L'artiste estime avoir, par ce travail, répondu positivement aux questions qu'elle se posait au départ: comment saisir la ville, est-ce un défi à ma mesure, et est-ce que cela a un sens de le faire? En découpant ainsi les noms un à un, elle repousse les limites d'un territoire réel pour le faire pénétrer dans l'imaginaire poétique et s'amuse avec la frontière entre public et privé, entre identité et anonymat.

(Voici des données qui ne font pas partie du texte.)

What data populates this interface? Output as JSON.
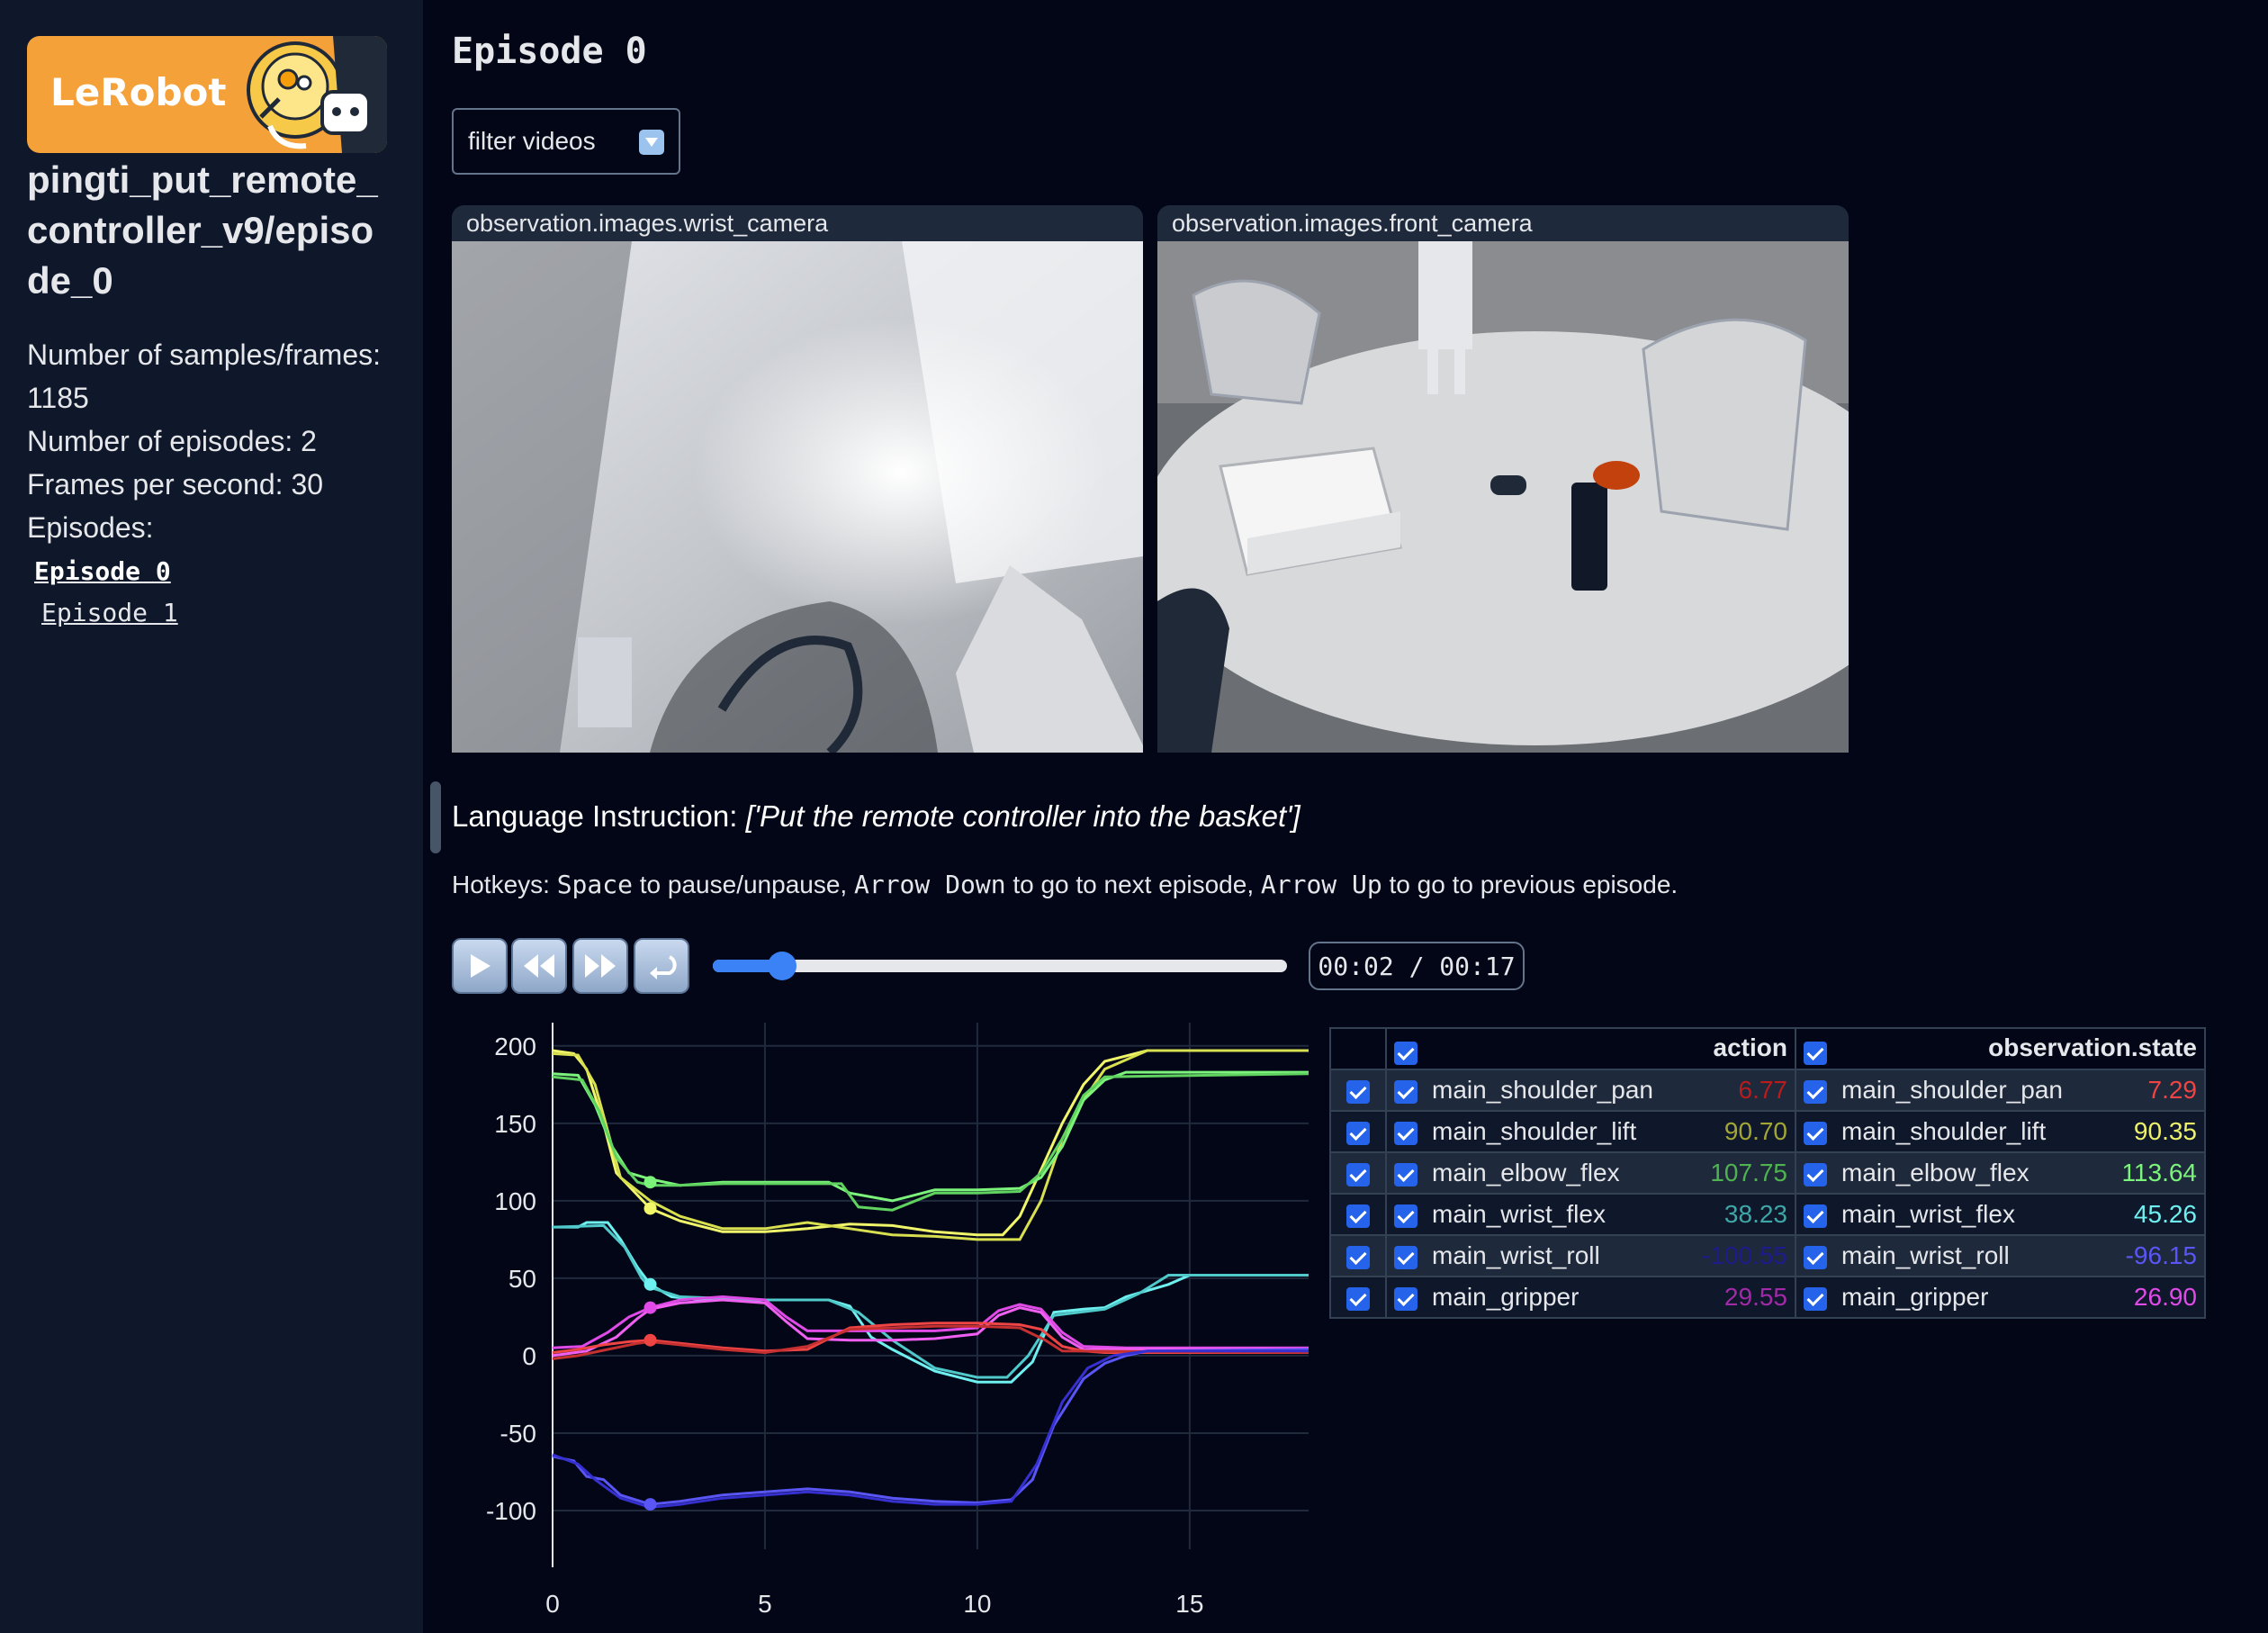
{
  "sidebar": {
    "logo_text": "LeRobot",
    "dataset_title": "pingti_put_remote_controller_v9/episode_0",
    "info": [
      "Number of samples/frames: 1185",
      "Number of episodes: 2",
      "Frames per second: 30",
      "Episodes:"
    ],
    "episodes": [
      "Episode 0",
      "Episode 1"
    ]
  },
  "main": {
    "heading": "Episode 0",
    "filter_label": "filter videos",
    "videos": [
      {
        "label": "observation.images.wrist_camera"
      },
      {
        "label": "observation.images.front_camera"
      }
    ],
    "language_label": "Language Instruction:",
    "language_text": "['Put the remote controller into the basket']",
    "hotkeys": {
      "prefix": "Hotkeys: ",
      "k1": "Space",
      "t1": " to pause/unpause, ",
      "k2": "Arrow Down",
      "t2": " to go to next episode, ",
      "k3": "Arrow Up",
      "t3": " to go to previous episode."
    },
    "player": {
      "time": "00:02 / 00:17",
      "progress": 0.12
    }
  },
  "table": {
    "header_action": "action",
    "header_state": "observation.state",
    "rows": [
      {
        "name": "main_shoulder_pan",
        "action": "6.77",
        "state": "7.29",
        "action_color": "#b91c1c",
        "state_color": "#ef4444"
      },
      {
        "name": "main_shoulder_lift",
        "action": "90.70",
        "state": "90.35",
        "action_color": "#a3a635",
        "state_color": "#eef26a"
      },
      {
        "name": "main_elbow_flex",
        "action": "107.75",
        "state": "113.64",
        "action_color": "#4fb34f",
        "state_color": "#7cf47c"
      },
      {
        "name": "main_wrist_flex",
        "action": "38.23",
        "state": "45.26",
        "action_color": "#3ea6a6",
        "state_color": "#6ff0f0"
      },
      {
        "name": "main_wrist_roll",
        "action": "-100.55",
        "state": "-96.15",
        "action_color": "#1e1b8c",
        "state_color": "#5a56f5"
      },
      {
        "name": "main_gripper",
        "action": "29.55",
        "state": "26.90",
        "action_color": "#a12aa8",
        "state_color": "#e04be8"
      }
    ]
  },
  "chart_data": {
    "type": "line",
    "xlim": [
      0,
      17.8
    ],
    "ylim": [
      -125,
      215
    ],
    "x_ticks": [
      0,
      5,
      10,
      15
    ],
    "y_ticks": [
      200,
      150,
      100,
      50,
      0,
      -50,
      -100
    ],
    "cursor_x": 2.3,
    "grid": true,
    "series": [
      {
        "color": "#f0f56a",
        "points": [
          [
            0,
            197
          ],
          [
            0.5,
            195
          ],
          [
            0.8,
            185
          ],
          [
            1.2,
            150
          ],
          [
            1.5,
            118
          ],
          [
            2.3,
            95
          ],
          [
            3,
            87
          ],
          [
            4,
            80
          ],
          [
            5,
            80
          ],
          [
            6,
            82
          ],
          [
            7,
            85
          ],
          [
            8,
            84
          ],
          [
            9,
            80
          ],
          [
            10,
            78
          ],
          [
            10.6,
            78
          ],
          [
            11,
            90
          ],
          [
            11.5,
            120
          ],
          [
            12,
            150
          ],
          [
            12.5,
            175
          ],
          [
            13,
            190
          ],
          [
            14,
            197
          ],
          [
            17.8,
            197
          ]
        ]
      },
      {
        "color": "#d8e050",
        "points": [
          [
            0,
            195
          ],
          [
            0.6,
            194
          ],
          [
            1,
            175
          ],
          [
            1.3,
            145
          ],
          [
            1.6,
            115
          ],
          [
            2.3,
            100
          ],
          [
            3,
            90
          ],
          [
            4,
            82
          ],
          [
            5,
            82
          ],
          [
            6,
            86
          ],
          [
            7,
            82
          ],
          [
            8,
            78
          ],
          [
            9,
            77
          ],
          [
            10,
            75
          ],
          [
            11,
            75
          ],
          [
            11.5,
            100
          ],
          [
            12,
            140
          ],
          [
            12.5,
            165
          ],
          [
            13,
            185
          ],
          [
            14,
            197
          ],
          [
            17.8,
            197
          ]
        ]
      },
      {
        "color": "#7cf47c",
        "points": [
          [
            0,
            182
          ],
          [
            0.6,
            181
          ],
          [
            1,
            162
          ],
          [
            1.4,
            135
          ],
          [
            1.8,
            118
          ],
          [
            2.3,
            114
          ],
          [
            3,
            110
          ],
          [
            4,
            112
          ],
          [
            5,
            112
          ],
          [
            6.5,
            112
          ],
          [
            7,
            105
          ],
          [
            8,
            100
          ],
          [
            9,
            107
          ],
          [
            10,
            107
          ],
          [
            11,
            108
          ],
          [
            11.5,
            115
          ],
          [
            12,
            135
          ],
          [
            12.5,
            165
          ],
          [
            13,
            178
          ],
          [
            13.5,
            183
          ],
          [
            17.8,
            183
          ]
        ]
      },
      {
        "color": "#5fd25f",
        "points": [
          [
            0,
            180
          ],
          [
            0.7,
            178
          ],
          [
            1.1,
            158
          ],
          [
            1.5,
            128
          ],
          [
            2,
            112
          ],
          [
            2.3,
            110
          ],
          [
            3,
            110
          ],
          [
            4,
            111
          ],
          [
            5,
            111
          ],
          [
            6.8,
            111
          ],
          [
            7.2,
            96
          ],
          [
            8,
            94
          ],
          [
            9,
            105
          ],
          [
            10,
            105
          ],
          [
            11,
            106
          ],
          [
            11.5,
            118
          ],
          [
            12,
            140
          ],
          [
            12.5,
            168
          ],
          [
            13,
            180
          ],
          [
            17.8,
            182
          ]
        ]
      },
      {
        "color": "#6ff0f0",
        "points": [
          [
            0,
            83
          ],
          [
            0.6,
            83
          ],
          [
            0.8,
            86
          ],
          [
            1.3,
            86
          ],
          [
            1.6,
            75
          ],
          [
            2,
            57
          ],
          [
            2.3,
            46
          ],
          [
            2.8,
            38
          ],
          [
            3.5,
            36
          ],
          [
            5,
            36
          ],
          [
            6.5,
            36
          ],
          [
            7,
            32
          ],
          [
            7.5,
            12
          ],
          [
            8,
            4
          ],
          [
            9,
            -10
          ],
          [
            10,
            -17
          ],
          [
            10.8,
            -17
          ],
          [
            11.3,
            -4
          ],
          [
            11.8,
            28
          ],
          [
            12.5,
            30
          ],
          [
            13,
            31
          ],
          [
            13.5,
            38
          ],
          [
            14.5,
            46
          ],
          [
            15,
            52
          ],
          [
            17.8,
            52
          ]
        ]
      },
      {
        "color": "#4fc9c9",
        "points": [
          [
            0,
            83
          ],
          [
            1.2,
            84
          ],
          [
            1.7,
            70
          ],
          [
            2.1,
            50
          ],
          [
            2.3,
            44
          ],
          [
            3,
            38
          ],
          [
            5,
            36
          ],
          [
            6.5,
            36
          ],
          [
            7.2,
            28
          ],
          [
            8,
            10
          ],
          [
            9,
            -8
          ],
          [
            10,
            -14
          ],
          [
            10.7,
            -14
          ],
          [
            11.2,
            0
          ],
          [
            11.8,
            26
          ],
          [
            13,
            30
          ],
          [
            13.8,
            40
          ],
          [
            14.5,
            52
          ],
          [
            17.8,
            52
          ]
        ]
      },
      {
        "color": "#e04be8",
        "points": [
          [
            0,
            5
          ],
          [
            0.7,
            6
          ],
          [
            1.3,
            15
          ],
          [
            1.8,
            25
          ],
          [
            2.3,
            31
          ],
          [
            3,
            36
          ],
          [
            4,
            38
          ],
          [
            5,
            36
          ],
          [
            5.5,
            25
          ],
          [
            6,
            16
          ],
          [
            7,
            16
          ],
          [
            8,
            16
          ],
          [
            9,
            16
          ],
          [
            10,
            18
          ],
          [
            10.5,
            29
          ],
          [
            11,
            33
          ],
          [
            11.5,
            30
          ],
          [
            12,
            15
          ],
          [
            12.5,
            6
          ],
          [
            13.5,
            5
          ],
          [
            17.8,
            5
          ]
        ]
      },
      {
        "color": "#f060f0",
        "points": [
          [
            0,
            0
          ],
          [
            0.8,
            3
          ],
          [
            1.5,
            12
          ],
          [
            2,
            24
          ],
          [
            2.3,
            30
          ],
          [
            3,
            34
          ],
          [
            4,
            36
          ],
          [
            5,
            34
          ],
          [
            5.5,
            22
          ],
          [
            6,
            11
          ],
          [
            7,
            10
          ],
          [
            8,
            10
          ],
          [
            9,
            11
          ],
          [
            10,
            14
          ],
          [
            10.5,
            26
          ],
          [
            11,
            31
          ],
          [
            11.5,
            28
          ],
          [
            12,
            12
          ],
          [
            12.5,
            4
          ],
          [
            17.8,
            4
          ]
        ]
      },
      {
        "color": "#ef4444",
        "points": [
          [
            0,
            2
          ],
          [
            0.6,
            4
          ],
          [
            1.2,
            7
          ],
          [
            1.8,
            9
          ],
          [
            2.3,
            10
          ],
          [
            3,
            8
          ],
          [
            4,
            5
          ],
          [
            5,
            3
          ],
          [
            6,
            4
          ],
          [
            7,
            18
          ],
          [
            8,
            20
          ],
          [
            9,
            21
          ],
          [
            10,
            21
          ],
          [
            11,
            20
          ],
          [
            11.5,
            17
          ],
          [
            12,
            6
          ],
          [
            12.5,
            3
          ],
          [
            13,
            2
          ],
          [
            17.8,
            2
          ]
        ]
      },
      {
        "color": "#c53030",
        "points": [
          [
            0,
            -2
          ],
          [
            0.6,
            0
          ],
          [
            1.3,
            4
          ],
          [
            2,
            8
          ],
          [
            2.3,
            9
          ],
          [
            3,
            7
          ],
          [
            4,
            4
          ],
          [
            5,
            2
          ],
          [
            6,
            6
          ],
          [
            7,
            17
          ],
          [
            8,
            18
          ],
          [
            9,
            19
          ],
          [
            10,
            19
          ],
          [
            11,
            18
          ],
          [
            11.6,
            10
          ],
          [
            12,
            3
          ],
          [
            17.8,
            2
          ]
        ]
      },
      {
        "color": "#5a56f5",
        "points": [
          [
            0,
            -65
          ],
          [
            0.5,
            -68
          ],
          [
            0.8,
            -78
          ],
          [
            1.2,
            -80
          ],
          [
            1.6,
            -90
          ],
          [
            2.3,
            -96
          ],
          [
            3,
            -94
          ],
          [
            4,
            -90
          ],
          [
            5,
            -88
          ],
          [
            6,
            -86
          ],
          [
            7,
            -88
          ],
          [
            8,
            -92
          ],
          [
            9,
            -94
          ],
          [
            10,
            -95
          ],
          [
            10.8,
            -93
          ],
          [
            11.3,
            -80
          ],
          [
            11.8,
            -45
          ],
          [
            12.5,
            -15
          ],
          [
            13,
            -5
          ],
          [
            13.5,
            0
          ],
          [
            14,
            3
          ],
          [
            17.8,
            4
          ]
        ]
      },
      {
        "color": "#3730d0",
        "points": [
          [
            0,
            -64
          ],
          [
            0.6,
            -70
          ],
          [
            1,
            -80
          ],
          [
            1.6,
            -92
          ],
          [
            2.3,
            -98
          ],
          [
            3,
            -96
          ],
          [
            4,
            -92
          ],
          [
            5,
            -90
          ],
          [
            6,
            -88
          ],
          [
            7,
            -90
          ],
          [
            8,
            -94
          ],
          [
            9,
            -96
          ],
          [
            10,
            -96
          ],
          [
            10.8,
            -94
          ],
          [
            11.4,
            -70
          ],
          [
            12,
            -30
          ],
          [
            12.6,
            -8
          ],
          [
            13.2,
            0
          ],
          [
            14,
            3
          ],
          [
            17.8,
            3
          ]
        ]
      }
    ],
    "markers": [
      {
        "y": 112,
        "color": "#7cf47c"
      },
      {
        "y": 95,
        "color": "#f0f56a"
      },
      {
        "y": 46,
        "color": "#6ff0f0"
      },
      {
        "y": 31,
        "color": "#e04be8"
      },
      {
        "y": 10,
        "color": "#ef4444"
      },
      {
        "y": -96,
        "color": "#5a56f5"
      }
    ]
  }
}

Raphaëlle de Groot, qui a étudié en arts à l'UQAM et qui a travaillé pendant un an à New York, s'intéresse depuis longtemps aux notions de traces et d'empreintes. Par exemple, dans un autre travail de création effectué à la bibliothèque centrale de Montréal, elle a prélevé et photographié les empreintes digitales laissées par les gens sur la couverture des livres, et s'est servi des documents ainsi obtenus pour créer d'autres livres. Elle voit un parallèle entre le dessin d'une rue sur une carte et une empreinte digitale, à la fois objets abstraits et éléments de l'intimité d'une personne.
On peut voir l'exposition «Microcosme» de Raphaëlle de Groot, jusqu'au 23 juin à la galerie Le Lobe, située au 1024 rue Nil Tremblay, dans le secteur Rivière-du-Moulin.